Any Gun Can Play (1967)

This, Any Gun Can Play, is the first official movie of action specialist Enzo G. Castellari. There's nothing original here folks, but Castellari shows great skill here and makes a generic western much better than it would have been with a less competent director. George Hilton plays The Stranger, the mercenary in the west. One day he's on a train that's getting robbed by the fearless Monetero (Gilbert Roland) and his gang of thugs. They steal 300 000 dollars, but get's deceived by one of their own who hides the treasure before getting shot and killed. 

Clayton (Edd Byrnes), the bank man responsible for the money, of course want's it all back... and now The Stranger, Clayton and Monetero starts to deceive each other to get first to the treasure, friends in one seconds, enemies the second after...

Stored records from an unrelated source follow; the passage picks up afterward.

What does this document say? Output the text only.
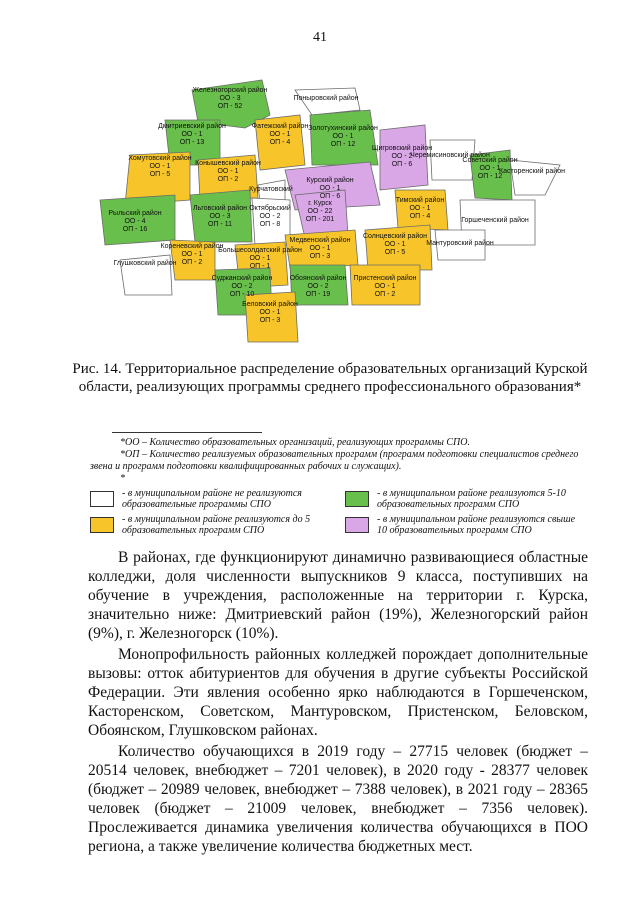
41
Железногорский район
ОО - 3
ОП - 52
Поныровский район
Дмитриевский район
ОО - 1
ОП - 13
Фатежский район
ОО - 1
ОП - 4
Золотухинский район
ОО - 1
ОП - 12
Хомутовский район
ОО - 1
ОП - 5
Конышевский район
ОО - 1
ОП - 2
Курчатовский
Курский район
ОО - 1
ОП - 6
Щигровский район
ОО - 2
ОП - 6
Черемисиновский район
Советский район
ОО - 1
ОП - 12
Касторенский район
Рыльский район
ОО - 4
ОП - 16
Льговский район
ОО - 3
ОП - 11
Октябрьский
ОО - 2
ОП - 8
г. Курск
ОО - 22
ОП - 201
Тимский район
ОО - 1
ОП - 4
Горшеченский район
Кореневский район
ОО - 1
ОП - 2
Медвенский район
ОО - 1
ОП - 3
Солнцевский район
ОО - 1
ОП - 5
Мантуровский район
Глушковский район
Большесолдатский район
ОО - 1
ОП - 1
Суджанский район
ОО - 2
ОП - 10
Обоянский район
ОО - 2
ОП - 19
Пристенский район
ОО - 1
ОП - 2
Беловский район
ОО - 1
ОП - 3
Рис. 14. Территориальное распределение образовательных организаций Курской области, реализующих программы среднего профессионального образования*

*ОО – Количество образовательных организаций, реализующих программы СПО.

*ОП – Количество реализуемых образовательных программ (программ подготовки специалистов среднего звена и программ подготовки квалифицированных рабочих и служащих).

*

- в муниципальном районе не реализуются образовательные программы СПО
- в муниципальном районе реализуются 5-10 образовательных программ СПО
- в муниципальном районе реализуются до 5 образовательных программ СПО
- в муниципальном районе реализуются свыше 10 образовательных программ СПО

В районах, где функционируют динамично развивающиеся областные колледжи, доля численности выпускников 9 класса, поступивших на обучение в учреждения, расположенные на территории г. Курска, значительно ниже: Дмитриевский район (19%), Железногорский район (9%), г. Железногорск (10%).

Монопрофильность районных колледжей порождает дополнительные вызовы: отток абитуриентов для обучения в другие субъекты Российской Федерации. Эти явления особенно ярко наблюдаются в Горшеченском, Касторенском, Советском, Мантуровском, Пристенском, Беловском, Обоянском, Глушковском районах.

Количество обучающихся в 2019 году – 27715 человек (бюджет – 20514 человек, внебюджет – 7201 человек), в 2020 году - 28377 человек (бюджет – 20989 человек, внебюджет – 7388 человек), в 2021 году – 28365 человек (бюджет – 21009 человек, внебюджет – 7356 человек). Прослеживается динамика увеличения количества обучающихся в ПОО региона, а также увеличение количества бюджетных мест.
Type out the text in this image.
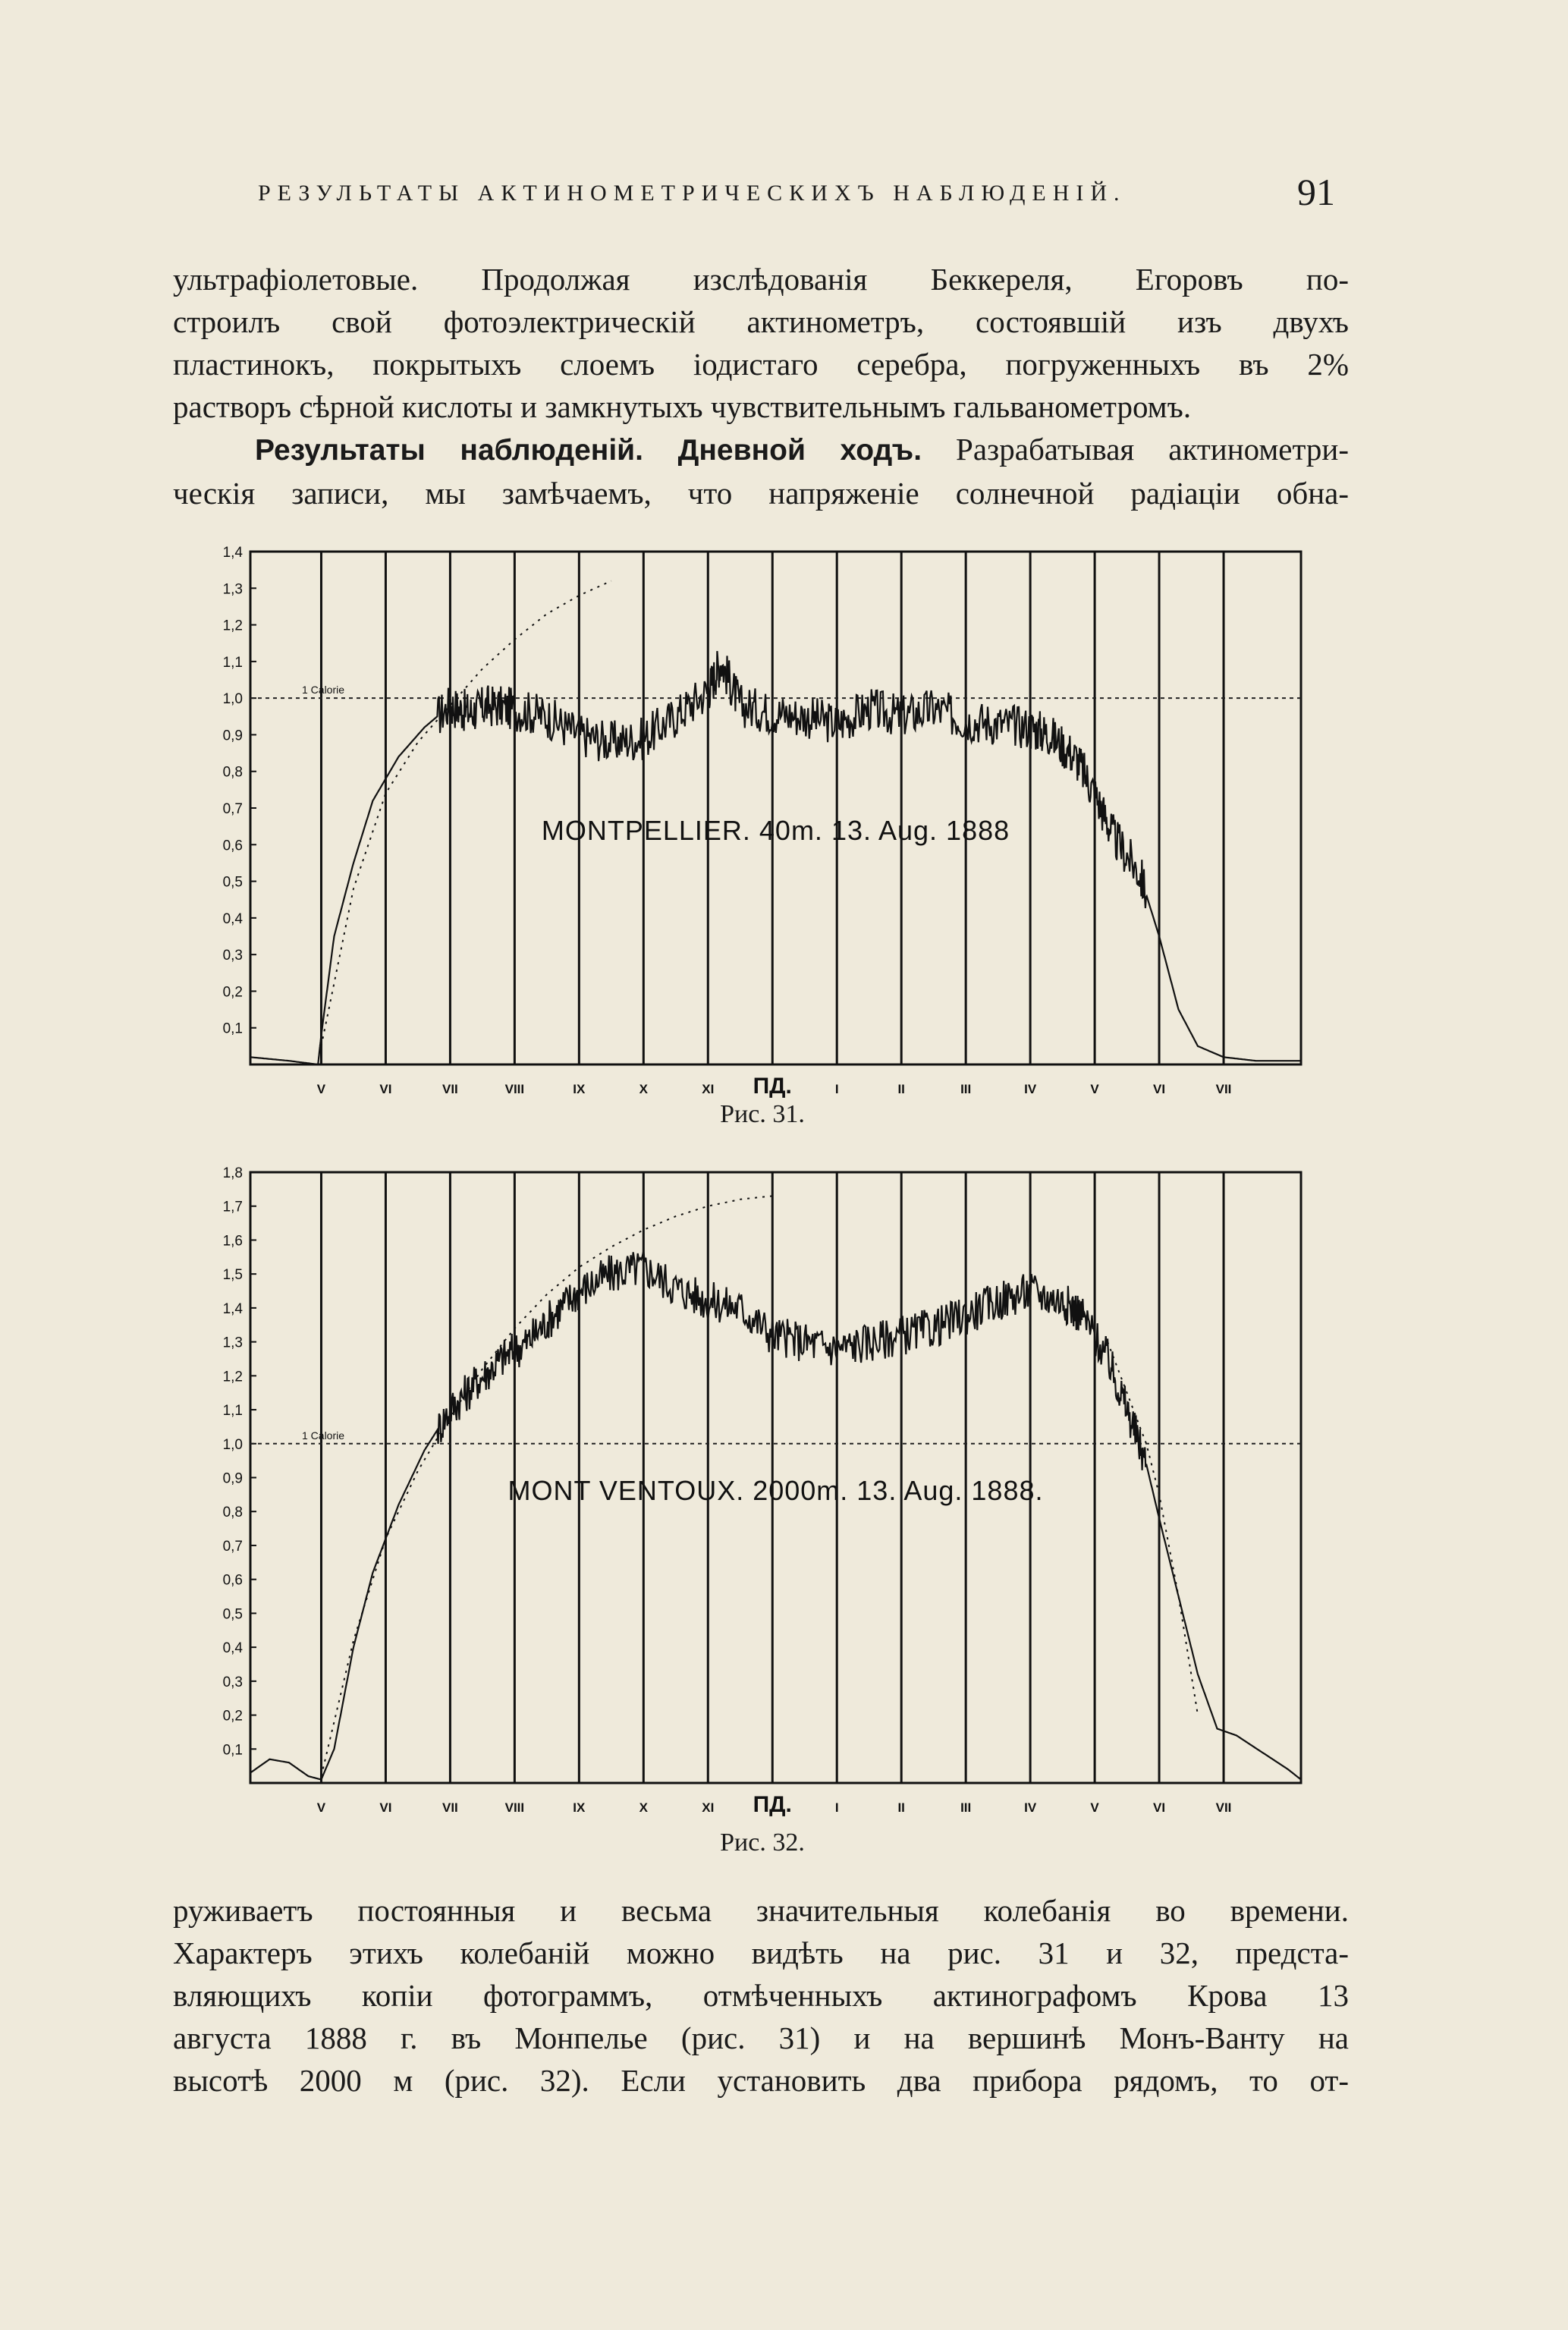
РЕЗУЛЬТАТЫ АКТИНОМЕТРИЧЕСКИХЪ НАБЛЮДЕНІЙ.	91
ультрафіолетовые. Продолжая изслѣдованія Беккереля, Егоровъ по-
строилъ свой фотоэлектрическій актинометръ, состоявшій изъ двухъ
пластинокъ, покрытыхъ слоемъ іодистаго серебра, погруженныхъ въ 2%
растворъ сѣрной кислоты и замкнутыхъ чувствительнымъ гальванометромъ.
Результаты наблюденій. Дневной ходъ. Разрабатывая актинометри-
ческія записи, мы замѣчаемъ, что напряженіе солнечной радіаціи обна-
V	VI	VII	VIII	IX	X	XI ПД.	I	II	III	IV	V	VI	VII
0,1
0,2
0,3
0,4
0,5
0,6
0,7
0,8
0,9
1,0
1,1
1,2
1,3
1,4
1 Calorie
MONTPELLIER. 40m. 13. Aug. 1888
V	VI	VII	VIII	IX	X	XI ПД.	I	II	III	IV	V	VI	VII
0,1
0,2
0,3
0,4
0,5
0,6
0,7
0,8
0,9
1,0
1,1
1,2
1,3
1,4
1,5
1,6
1,7
1,8
1 Calorie
MONT VENTOUX. 2000m. 13. Aug. 1888.
Рис. 31.
Рис. 32.
руживаетъ постоянныя и весьма значительныя колебанія во времени.
Характеръ этихъ колебаній можно видѣть на рис. 31 и 32, предста-
вляющихъ копіи фотограммъ, отмѣченныхъ актинографомъ Крова 13
августа 1888 г. въ Монпелье (рис. 31) и на вершинѣ Монъ-Ванту на
высотѣ 2000 м (рис. 32). Если установить два прибора рядомъ, то от-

It reminds a little bit of The Good, The Bad, The Ugly, but it's more of a light-weight version of it. George Hilton is a more nice guy-version of the Man with no name, and you can trust me that only the really bad and greedy will die. It's very stylish and never, never boring. Castellari fills his movie with nice camera movements, witty dialogue and fun characters. The action is of course great, and it's a lot of wild stunts going on. People falling from horses and houses, some acrobatics and spectacular Spencer/Hill-esque fistfights. 

Something I noticed was the city in the last part of the movie. I mean, just change the clothes and it will be the set of a peplum. It wouldn't surprise me if they just redressed one of those sets to make it look like a western-town instead.

Any Gun Can Play won't change your view of the world, but it's damn fine entertainment at least.